2018-12-13

「世界」と「自由」



江戸時代の狂歌において、「世界」や「自由」といった語はどんな使い方をされていたのか、てなことを調べてみました。

これを調べようと思ったのは、

三千世界のからすを殺し ぬしと朝寝がしてみたい

がふと頭に浮かんだから。この都々逸って、ほんのり縁起がかっていて、仏教臭さが抜けきっていないじゃないですか(何しろ「三千世界」です)。それで私たちの使う「世界」のニュアンスと江戸時代の人のそれは少し違うのかも、と思ったんです。

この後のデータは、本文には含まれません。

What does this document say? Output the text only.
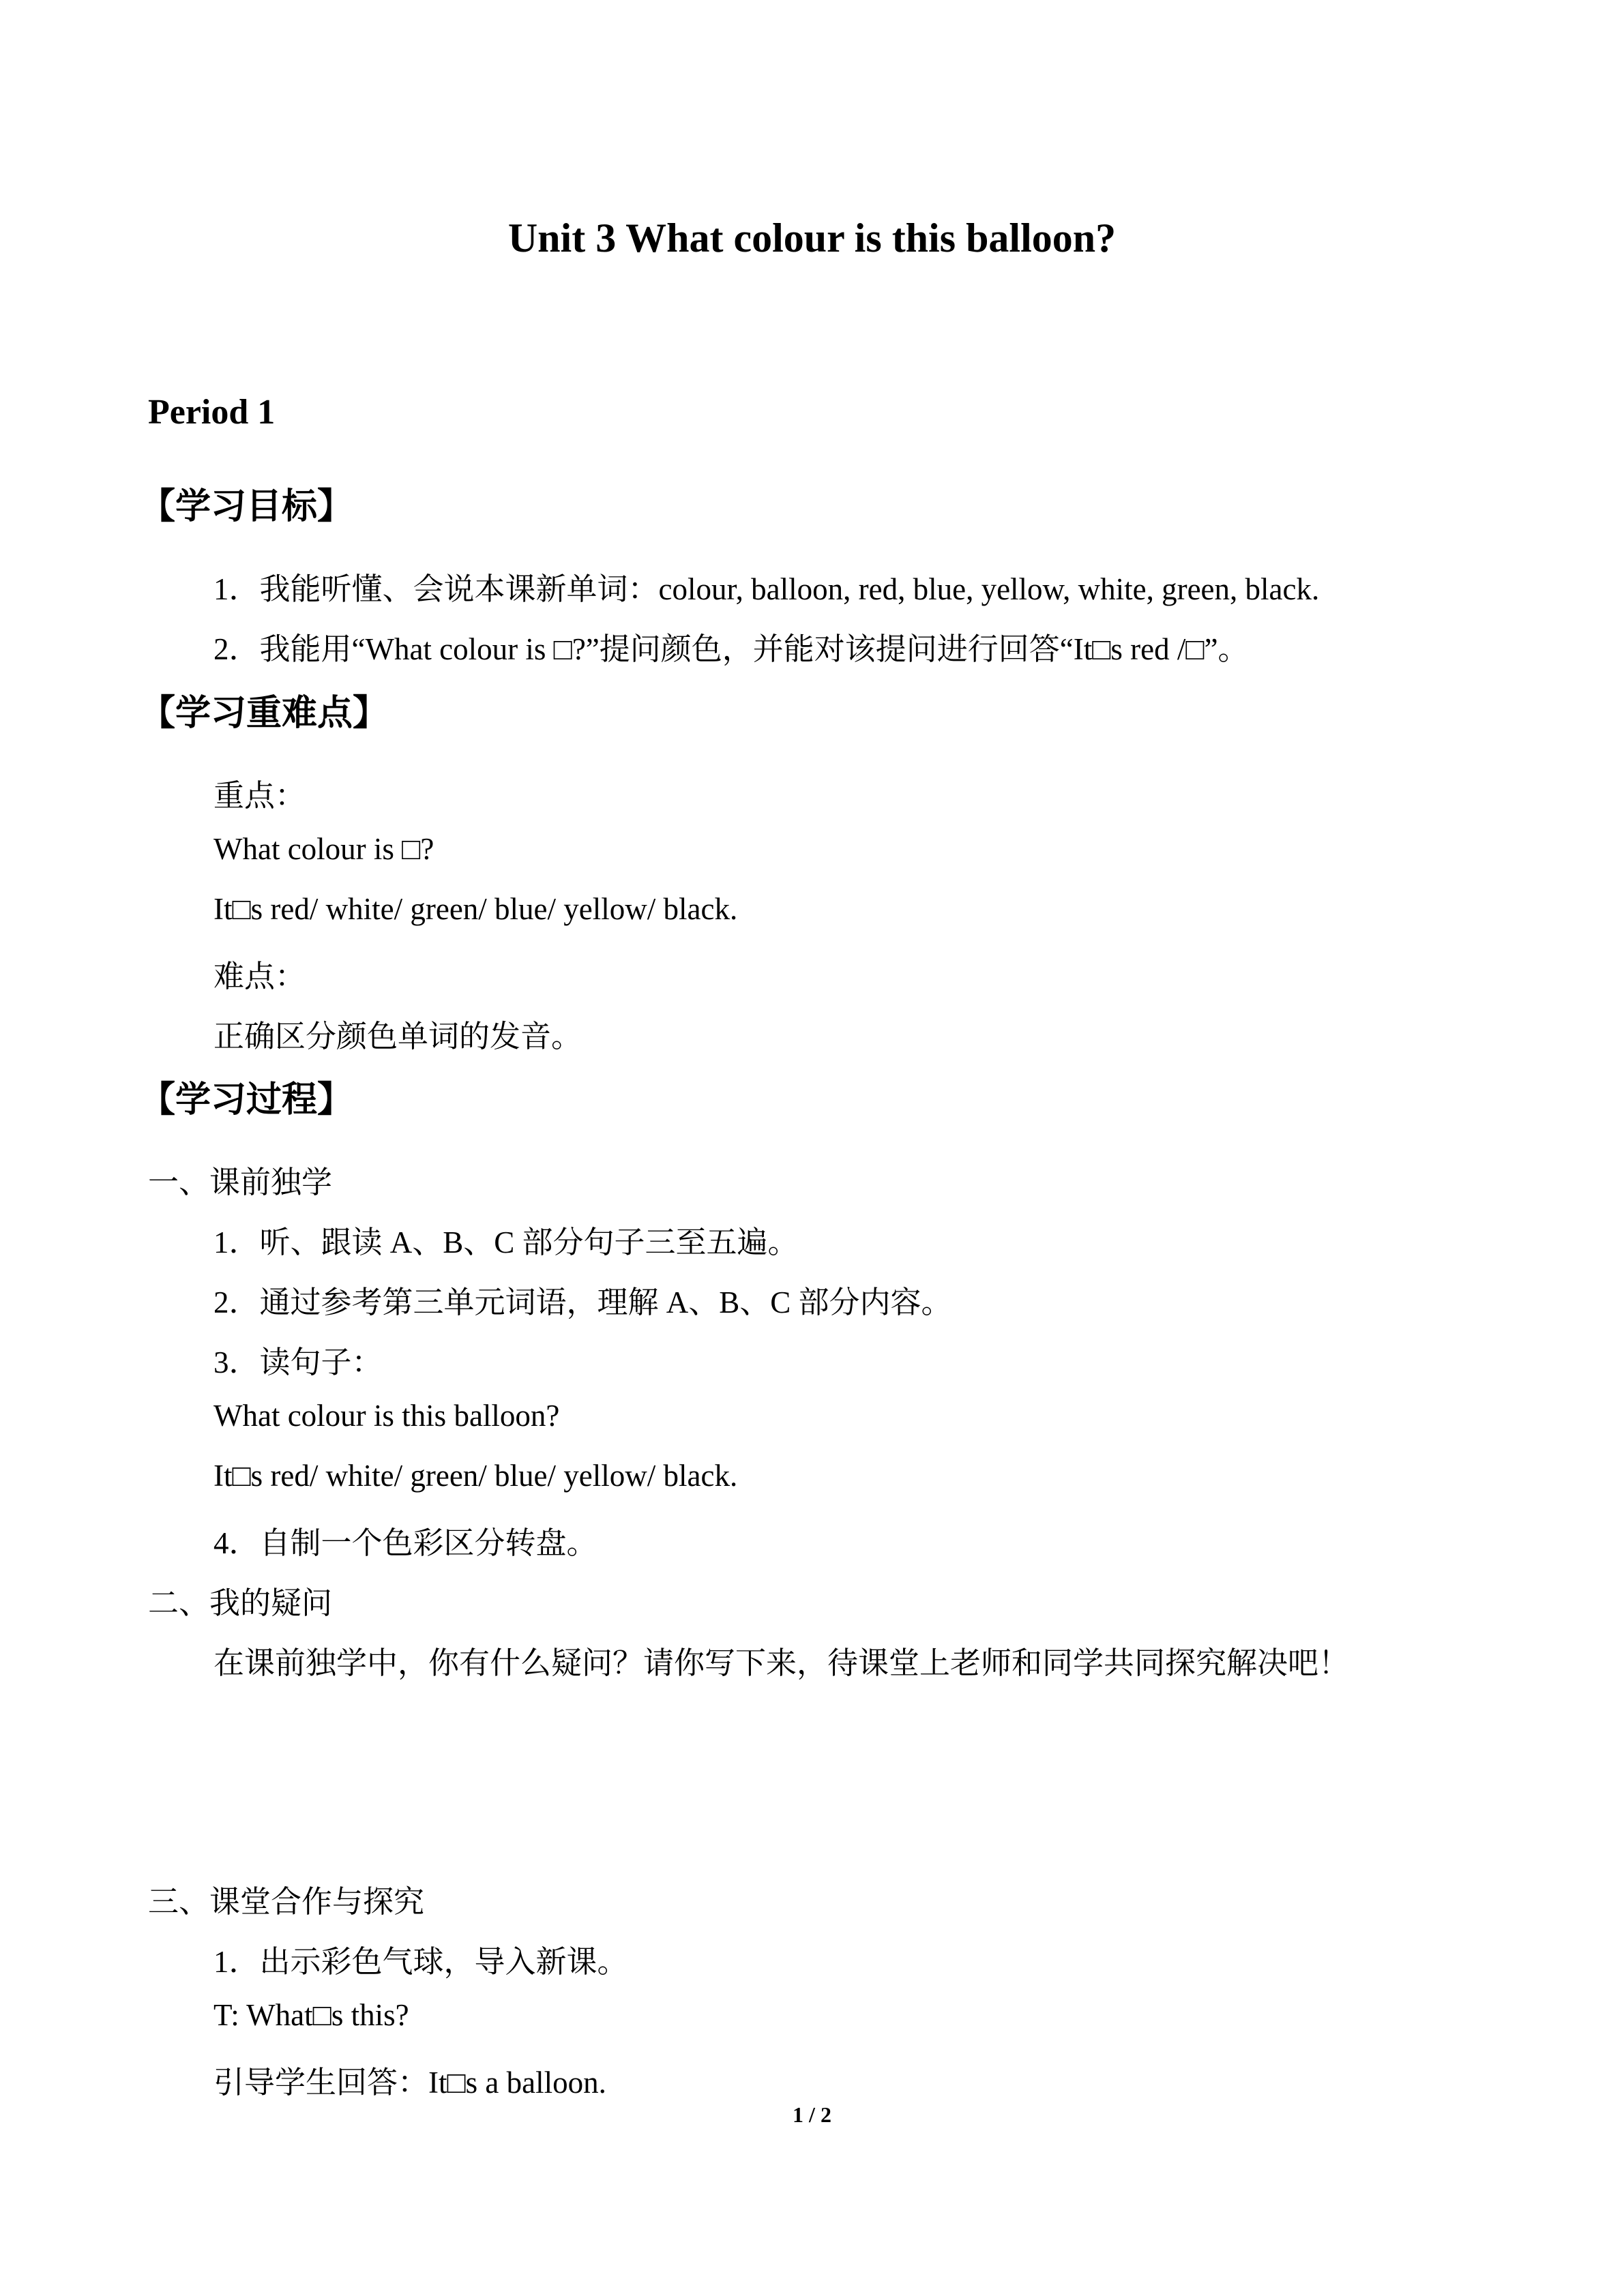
Unit 3 What colour is this balloon?
Period 1
【学习目标】
1．我能听懂、会说本课新单词：colour, balloon, red, blue, yellow, white, green, black.
2．我能用“What colour is □?”提问颜色，并能对该提问进行回答“It□s red /□”。
【学习重难点】
重点：
What colour is □?
It□s red/ white/ green/ blue/ yellow/ black.
难点：
正确区分颜色单词的发音。
【学习过程】
一、课前独学
1．听、跟读 A、B、C 部分句子三至五遍。
2．通过参考第三单元词语，理解 A、B、C 部分内容。
3．读句子：
What colour is this balloon?
It□s red/ white/ green/ blue/ yellow/ black.
4．自制一个色彩区分转盘。
二、我的疑问
在课前独学中，你有什么疑问？请你写下来，待课堂上老师和同学共同探究解决吧！
三、课堂合作与探究
1．出示彩色气球，导入新课。
T: What□s this?
引导学生回答：It□s a balloon.
1 / 2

ところが、あにはからんや、

月みてもさらに悲しくなかりけり世界の人の秋と思へば
頭光
今宵この月は世界の美人にて素顔か雲の化粧だにせず
蓬莱山人帰橋
この里の石の文月浄瑠理の世界にひびく蜩のこゑ
四方赤良

見れば見るほど、あ、一緒だなって。一方「自由」という語も、今と同じ意味で使われているようす。

寄紙祝
君が代のあつき恵みとしら紙の一字もことば書かぬ自由さ
雄蜂

めでたきものを云うのに、帝の恩恵と、まだ何も書いていない紙の醸し出す気ままさとを並べた歌。確かに、白い紙の自由さは格別ですよね。

ほとゝぎす自由自在にきく里は酒屋へ三里豆腐やへ二里
頭光

この歌は、与謝野晶子が本歌取りしたことで知られますよね。

恋痩せし身に嬉しきは小窓より忍びて通う事の自由さ
百文

どれだけ痩せたんだか…。阿呆らしくて笑えます。「自由」のこんなフリーダムな使用例もあるんですね。